Seed implants on 5-19-09, 3 hours door to door, no pain, minor side affects are frequency and burining urination. Daily activities resumed day after implants.

Scheduled for 5 weeks IMRT in July

JohnT


zufus
Veteran Member


Date Joined Dec 2008
Total Posts : 3149
   Posted 6/8/2009 5:24 AM (GMT -7)   

With PCa there are always exceptions and with thus so with even the psa test (by itself it is not all the accurate or useful), there are a few rarer or aggressive forms of PCa (18 variants exist-search internet). These rarer types (a few of them only) don't give off psa's to measure. So yes you could be among the very few that show a normal or even very low psa and yet have very aggressive PCa or even alot of it in some rare cases, it is not the average case or norm in this arena.

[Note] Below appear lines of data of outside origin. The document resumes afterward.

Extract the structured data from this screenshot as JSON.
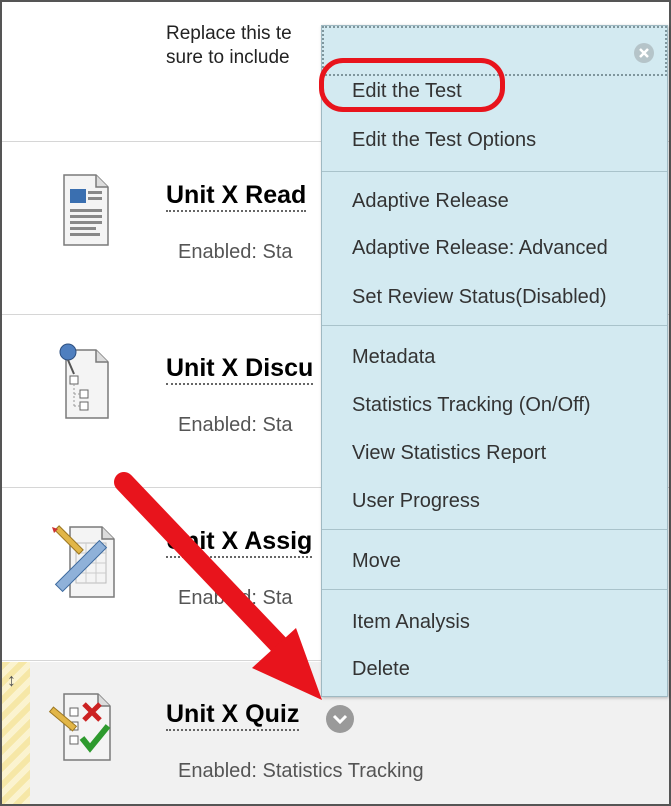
{
  "intro_text": "Replace this te\nsure to include",
  "items": [
    {
      "title": "Unit X Read",
      "status": "Enabled:  Sta",
      "icon": "document-icon"
    },
    {
      "title": "Unit X Discu",
      "status": "Enabled:  Sta",
      "icon": "discussion-icon"
    },
    {
      "title": "Unit X Assig",
      "status": "Enabled:  Sta",
      "icon": "assignment-icon"
    },
    {
      "title": "Unit X Quiz",
      "status": "Enabled:  Statistics Tracking",
      "icon": "quiz-icon"
    }
  ],
  "menu": {
    "items": [
      "Edit the Test",
      "Edit the Test Options",
      "Adaptive Release",
      "Adaptive Release: Advanced",
      "Set Review Status(Disabled)",
      "Metadata",
      "Statistics Tracking (On/Off)",
      "View Statistics Report",
      "User Progress",
      "Move",
      "Item Analysis",
      "Delete"
    ]
  },
  "colors": {
    "menu_bg": "#d3eaf1",
    "highlight": "#e8141c",
    "arrow": "#e8141c"
  }
}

What is important about psa for the masses of patients (i.e. most presentations of PCa people), is psa history (yours over time) and psa velocity, how fast did or does it increase-double-triple and such. Those are useful as "red flag" prognosticators for further tests or biopsies and could lead to needed treatment(s). If your psa ever doubles in a one year time, does not automatically mean PCa, it does mean you need further testings (asap), unless you believe in a darn the torpedos mentality, you should seek methods to find the why of it:  could even be other causes like prostatitis (an infection), etc.

The fact about PCa is there is no definitive answers that fit everyone or every scenario, exceptions, exclusions, insanity exists with this at every measurement or method or testings. If you do not realize this, at some juncture you will and some docs might be frank enough to give it to you straight and even admit the profits off the drugs and rush to get some patients into a treatment does exist, along with bias and agendas. (it has been called a cottage industry in the media, for real reasons). Some patients need treatments (asap), some others do not and have more options than they are lead to believe. It is very difficult for even pathologists to render the decision on which variant of PCa does one have: thus there are '*****cats' versions (non-aggressive not very threatenting presentations) and then there are 'aggressive' versions that are very tough to fight, the urologist has no clue which type you have....the pathologist might be able to distinguish which you have. This is one of the biggest problems with defining what a patient is facing and has to fight. Proper assessment, staging, and all these variables are lacking and thus you see the variations in patients responses and results.  It is the land of bizzaro, land of limbo, twilight zone and jungle all in one, a machette might help one cut away the b.s. and see it more clearly.